Quand l’écriture redonne voix aux détenus

L’écriture sur soi en détention : l’aboutissement d’un long projet

Un événement exceptionnel autour de l’écriture sur soi en milieu carcéral s’est tenu le mercredi 9 avril à La Soute, à Chambéry. Il clôture trois grands projets menés dans les établissements pénitentiaires d’Aiton et de Chambéry. Cette journée riche en partages, organisée par l’Unité Locale de l’Enseignement de la maison d’arrêt de Chambéry avec Marie-Perre VALCKE et par l’association Lectures Plurielles, en partenariat avec le SPIP73 et l’APEJS, a permis de mettre en lumière les textes écrits par les personnes détenues.

Une restitution émouvante

16h30. L’événement, qui a rassemblé plus d’une cinquantaine de personnes, s’est ouvert sur la restitution du projet Parler et écrire sur soi réalisé à la maison d’arrêt de Chambéry. Le public a ainsi découvert les créations issues d’un long processus qui avait débuté en juin 2024, avec la découverte par les participants du livre de Khaled MILOUDI, Les Couleurs de l’ombre. S’ensuivit un cycle d’ateliers d’écriture animé par l’auteur, de septembre 2024 à mars 2025,  dans le cadre de l’Unité Locale de l’Enseignement de la maison d’arrêt. Pour enrichir les séances d’écriture réalisées pendant des mois, le vidéaste Philippe THOMAS et le musicien Jean-Baptiste LOUIS sont également intervenus dans l’établissement pénitentiaire.
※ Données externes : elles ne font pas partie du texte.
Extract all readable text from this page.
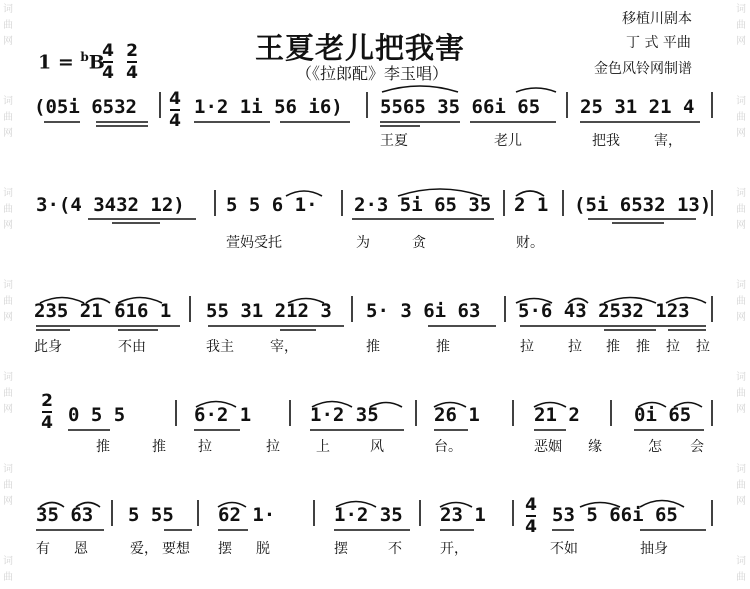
词
曲
网
词
曲
网
词
曲
网
词
曲
网
词
曲
网
词
曲
网
词
曲
词
曲
网
词
曲
网
词
曲
网
词
曲
网
词
曲
网
词
曲
网
词
曲
王夏老儿把我害
（《拉郎配》李玉唱）
移植川剧本
丁 式 平曲
金色风铃网制谱
1 = $^b$B
4
4
2
4
(05i 6532 4
4
1·2 1i 56 i6) 5565 35 66i 65 25 31 21 4
王夏	老儿	把我 害，
3·(4 3432 12) 5 5 6 1· 2·3 5i 65 35 2 1 (5i 6532 13)
萱妈受托	为	贪	财。
235 21 616 1 55 31 212 3 5· 3 6i 63 5·6 43 2532 123
此身	不由	我主	宰，	推	推	拉 拉 推 推 拉 拉
2
4 0 5 5	6·2 1	1·2 35	26 1	21 2	0i 65
推	推 拉	拉	上	风	台。	恶姻 缘	怎 会
35 63 5 55 62 1·	1·2 35 23 1 4
4
53 5 66i 65
有 恩	爱， 要想 摆 脱	摆	不	开，	不如	抽身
Marwhan © Lectures Plurielles

 

Philippe THOMAS, Marwhan, Kamal, Khaled MILOUDI, Marie-Pierre VALCKE © Lectures Plurielles

Des parcours inspirants

18h, une table ronde animée par Francesco BIAMONTE a réuni trois auteur·ices aux parcours singuliers, tous·tes animateur·ices d’ateliers d’écriture en prison, ainsi qu’un participant aux ateliers, Kamal. Marie-Pierre VALCKE, enseignante et coordinatrice de ce projet ambitieux, a participé également à cette rencontre et souligné l’importance de poursuivre les initiatives littéraires et de valoriser le potentiel créatif des personnes détenues. “Plonger en soi, explorer son monde intérieur, oser écrire, oser dire, laisser les mots surgir, découvrir ceux des autres et se découvrir soi-même, sont quelques-unes des facettes de ce riche atelier” dit-elle dans le recueil “Mes mots, ma boussole”, fruit du travail des personnes détenues encadrées par Khaled MILOUDI.
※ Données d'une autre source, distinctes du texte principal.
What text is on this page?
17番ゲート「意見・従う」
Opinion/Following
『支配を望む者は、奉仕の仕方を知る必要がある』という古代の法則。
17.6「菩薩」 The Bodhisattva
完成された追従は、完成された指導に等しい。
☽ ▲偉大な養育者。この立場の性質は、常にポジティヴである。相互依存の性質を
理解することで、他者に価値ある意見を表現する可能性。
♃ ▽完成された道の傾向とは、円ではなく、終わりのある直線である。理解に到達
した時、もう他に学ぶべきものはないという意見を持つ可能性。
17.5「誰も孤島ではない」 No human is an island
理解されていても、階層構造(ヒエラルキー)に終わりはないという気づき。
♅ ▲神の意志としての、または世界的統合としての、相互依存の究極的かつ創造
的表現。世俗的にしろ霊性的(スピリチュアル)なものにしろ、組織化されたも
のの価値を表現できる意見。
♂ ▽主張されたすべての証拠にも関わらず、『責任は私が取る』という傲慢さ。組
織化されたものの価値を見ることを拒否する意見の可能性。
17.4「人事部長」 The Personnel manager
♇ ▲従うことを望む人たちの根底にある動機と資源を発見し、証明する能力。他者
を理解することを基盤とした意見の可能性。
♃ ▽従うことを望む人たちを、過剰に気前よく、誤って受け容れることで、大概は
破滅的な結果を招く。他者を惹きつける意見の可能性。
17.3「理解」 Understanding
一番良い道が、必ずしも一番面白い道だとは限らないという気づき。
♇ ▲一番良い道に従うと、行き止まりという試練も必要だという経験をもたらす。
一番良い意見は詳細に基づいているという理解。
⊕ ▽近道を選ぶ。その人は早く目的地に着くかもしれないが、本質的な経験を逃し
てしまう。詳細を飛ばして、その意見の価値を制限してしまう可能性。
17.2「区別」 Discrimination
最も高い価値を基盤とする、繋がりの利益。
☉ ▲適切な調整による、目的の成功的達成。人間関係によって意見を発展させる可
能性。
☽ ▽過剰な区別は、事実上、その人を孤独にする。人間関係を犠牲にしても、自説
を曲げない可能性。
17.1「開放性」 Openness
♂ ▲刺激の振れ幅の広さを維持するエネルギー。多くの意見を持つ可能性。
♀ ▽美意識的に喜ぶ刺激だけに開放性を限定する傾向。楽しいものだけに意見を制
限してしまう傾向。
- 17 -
Alexandre CIVICO, auteur de romans noirs, lauréat du Festival du premier roman de Chambéry en 2016, intervient depuis 2020 auprès de personnes détenues au centre pénitentiaire d’Aiton pour co-écrire un roman de fiction sur la prison qui est désormais finalisé. Lors de son intervention, il a partagé sa fierté d’avoir mené à bien ce projet collaboratif, en partenariat avec l’Unité Locale d’Enseignement, soulignant l’enrichissement mutuel que cette expérience a généré.

Sophie D’AUBREBY, lauréate du Festival du premier roman en 2022, a relaté son expérience de cinq jours d’ateliers littéraires en prison, durant lesquels elle a utilisé les écritures murales comme point de départ pour amener les participants à s’exprimer. Parallèlement, l’autrice a également écrit un texte avec la même contrainte. Tous ces écrits seront très prochainement imprimés et diffusés par Lectures Plurielles. Lors de la table ronde, elle a confié que si elle n’avait pas d’appréhension particulière avant d’entrer dans une prison pour hommes, elle avait néanmoins été impressionnée par “le nombre de verrous” et la “mise en scène” de l’univers carcéral. Depuis, elle s’est engagée auprès de l’Observatoire International des Prisons et participe activement aux réflexions sur le système carcéral.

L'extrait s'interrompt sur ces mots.